The first patients were treated as part of a clinical trial testing whether an antibody therapy can safely reduce 2019 coronavirus disease (COVID-19) severity. The experimental treatment consists of identical copies of an antibody, a blood protein related to those that occur naturally as part of the human immune system, researchers say.
Eli Lilly and Company announced the trial’s start today, with NYU Grossman School of Medicine among the first centers to enroll patients nationally. The phase 1 clinical trial is designed primarily to measure the safety and side effects of the treatment, called LY-CoV555, in patients hospitalized due to infection with severe acute respiratory syndrome coronavirus 2 (SARS-CoV-2).
Lilly is developing the treatment in collaboration with AbCellera, which used proprietary drug discovery technologies to analyze antibodies taken from people who recovered from COVID-19. They sought to find the antibodies that most tightly attached to the virus in places known to block its ability to infect human cells (neutralizing antibodies).
Beyond emergency and supportive care, there are currently no U.S. Food and Drug Administration–licensed treatment options for COVID-19, the infection caused SARS-CoV-2.
“We are committed to working with our industry partners to generate scientific evidence from randomized, controlled trials to meet the urgent need for treatments that reduce the severity of COVID-19,” says Mark J. Mulligan, MD, director of the Division of Infectious Diseases and Immunology and the Vaccine Center at NYU Langone Health.
“Antibody treatments like the one being studied here hold promise to be highly effective medical countermeasures against this deadly infection,” says Dr. Mulligan, who is also the Thomas S. Murphy Sr. Professor in the Department of Medicine at NYU Langone.
Along with Cedars-Sinai and Emory University, NYU Langone was chosen as one of the first trial centers because it is known for its clinical trials expertise and capacity to rapidly initiate crucial studies, he adds.
“The world urgently needs medicines that can prevent and treat COVID-19,” said Daniel Skovronsky, MD, PhD, Lilly's chief scientific officer and president of Lilly Research Laboratories. “We’re pleased to partner with NYU Langone and other expert centers around the country on this study and are hopeful we can make a meaningful difference in the fight against COVID-19.”
The current treatment candidate was chosen because it is shaped to interact with the “spike proteins” used by SARS-CoV-2 to attach to human cell surfaces, the first step in invading cells, say the investigators. Viruses must enter cells to multiply, and the study treatment is meant to prevent such entry and neutralize the virus.
This randomized, blinded, placebo-controlled, first-in-human study aims to test the safety and tolerability of a single, intravenous dose of LY-CoV555 administered to hospitalized participants. The study will also look at how long the drug candidate lasts in the body.
Women and men aged 18 to 75 years are eligible for the study if they have moderate to severe COVID-19 illness according to National Institutes of Health (NIH) definitions, but not patients at high risk for respiratory failure, the researchers say. Patients will be excluded for several reasons, including if they require intubation (disease too severe), are pregnant, or have serious bacterial or fungal infections.

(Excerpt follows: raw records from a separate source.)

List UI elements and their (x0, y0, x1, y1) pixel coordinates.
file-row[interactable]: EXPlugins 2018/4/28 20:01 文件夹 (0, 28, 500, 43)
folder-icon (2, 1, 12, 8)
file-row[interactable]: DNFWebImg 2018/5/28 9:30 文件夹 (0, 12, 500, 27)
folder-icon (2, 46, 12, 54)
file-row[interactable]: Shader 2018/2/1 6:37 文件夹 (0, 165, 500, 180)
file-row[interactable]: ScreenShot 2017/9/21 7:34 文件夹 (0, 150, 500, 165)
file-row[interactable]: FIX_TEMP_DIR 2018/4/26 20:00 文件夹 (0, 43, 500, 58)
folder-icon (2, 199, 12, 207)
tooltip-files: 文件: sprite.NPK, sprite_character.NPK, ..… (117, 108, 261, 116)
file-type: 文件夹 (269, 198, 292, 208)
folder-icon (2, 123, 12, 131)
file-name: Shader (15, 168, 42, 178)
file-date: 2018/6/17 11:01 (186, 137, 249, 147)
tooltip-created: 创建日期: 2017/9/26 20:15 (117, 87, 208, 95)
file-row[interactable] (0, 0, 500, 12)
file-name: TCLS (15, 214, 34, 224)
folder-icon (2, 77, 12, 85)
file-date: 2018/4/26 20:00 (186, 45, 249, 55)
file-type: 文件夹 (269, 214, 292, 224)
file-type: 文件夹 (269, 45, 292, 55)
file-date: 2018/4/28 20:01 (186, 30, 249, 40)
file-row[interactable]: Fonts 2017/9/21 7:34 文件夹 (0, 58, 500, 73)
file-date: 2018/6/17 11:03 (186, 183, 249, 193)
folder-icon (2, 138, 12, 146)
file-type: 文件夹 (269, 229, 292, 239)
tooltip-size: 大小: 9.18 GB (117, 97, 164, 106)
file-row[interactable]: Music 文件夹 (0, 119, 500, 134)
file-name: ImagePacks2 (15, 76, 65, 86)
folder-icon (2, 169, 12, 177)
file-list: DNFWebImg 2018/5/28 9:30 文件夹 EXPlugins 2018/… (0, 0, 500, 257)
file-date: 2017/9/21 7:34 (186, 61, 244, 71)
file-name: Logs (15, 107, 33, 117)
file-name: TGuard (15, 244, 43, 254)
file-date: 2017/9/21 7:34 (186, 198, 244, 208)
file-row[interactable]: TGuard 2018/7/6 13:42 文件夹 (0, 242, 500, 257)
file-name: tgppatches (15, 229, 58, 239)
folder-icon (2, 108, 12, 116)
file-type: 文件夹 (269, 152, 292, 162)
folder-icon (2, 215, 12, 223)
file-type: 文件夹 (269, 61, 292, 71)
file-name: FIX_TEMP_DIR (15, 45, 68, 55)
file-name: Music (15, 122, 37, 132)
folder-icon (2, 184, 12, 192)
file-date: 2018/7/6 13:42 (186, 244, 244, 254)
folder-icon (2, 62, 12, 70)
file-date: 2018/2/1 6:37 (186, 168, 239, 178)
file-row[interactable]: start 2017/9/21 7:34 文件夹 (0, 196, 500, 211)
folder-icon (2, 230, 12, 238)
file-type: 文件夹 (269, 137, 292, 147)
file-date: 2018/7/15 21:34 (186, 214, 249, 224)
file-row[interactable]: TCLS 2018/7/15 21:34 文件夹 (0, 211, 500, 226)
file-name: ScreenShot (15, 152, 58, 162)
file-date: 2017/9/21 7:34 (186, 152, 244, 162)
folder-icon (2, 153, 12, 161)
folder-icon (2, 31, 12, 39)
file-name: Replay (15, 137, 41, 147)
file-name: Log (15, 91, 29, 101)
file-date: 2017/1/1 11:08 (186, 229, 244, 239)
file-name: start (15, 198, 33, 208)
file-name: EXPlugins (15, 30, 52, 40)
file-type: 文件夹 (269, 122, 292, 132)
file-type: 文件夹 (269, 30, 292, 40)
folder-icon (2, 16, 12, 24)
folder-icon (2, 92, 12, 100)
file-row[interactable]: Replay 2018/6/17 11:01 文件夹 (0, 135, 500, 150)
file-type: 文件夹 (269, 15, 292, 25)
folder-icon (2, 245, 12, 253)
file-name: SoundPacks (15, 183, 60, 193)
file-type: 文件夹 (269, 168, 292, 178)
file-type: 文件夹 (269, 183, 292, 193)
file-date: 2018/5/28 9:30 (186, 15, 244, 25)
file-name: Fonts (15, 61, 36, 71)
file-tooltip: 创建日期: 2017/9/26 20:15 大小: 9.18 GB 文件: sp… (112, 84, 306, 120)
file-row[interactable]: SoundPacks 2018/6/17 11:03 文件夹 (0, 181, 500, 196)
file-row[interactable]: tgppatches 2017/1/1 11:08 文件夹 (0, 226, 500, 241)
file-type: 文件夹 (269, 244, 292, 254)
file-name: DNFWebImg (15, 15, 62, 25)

The study will proceed in stages, with two patients at first randomized to receive by infusion either the lowest dose of LY-CoV555 or placebo. If the drug is safe in that pair after 24 hours, 6 additional patients will be treated. If the lowest dose level in those 8 patients is well tolerated and safe, a group of 8 additional patients would be randomized to receive a slightly higher dose or placebo, with the process repeating for a potential total of up to 32 patients infused over 29 days.
If the treatment proves to be safe at each increasing dose, Lilly plans to pivot to the start of a phase 2 trial, pending regulatory approval, with the potential to test the treatment’s safety in a larger group of patients, including those that have not been hospitalized.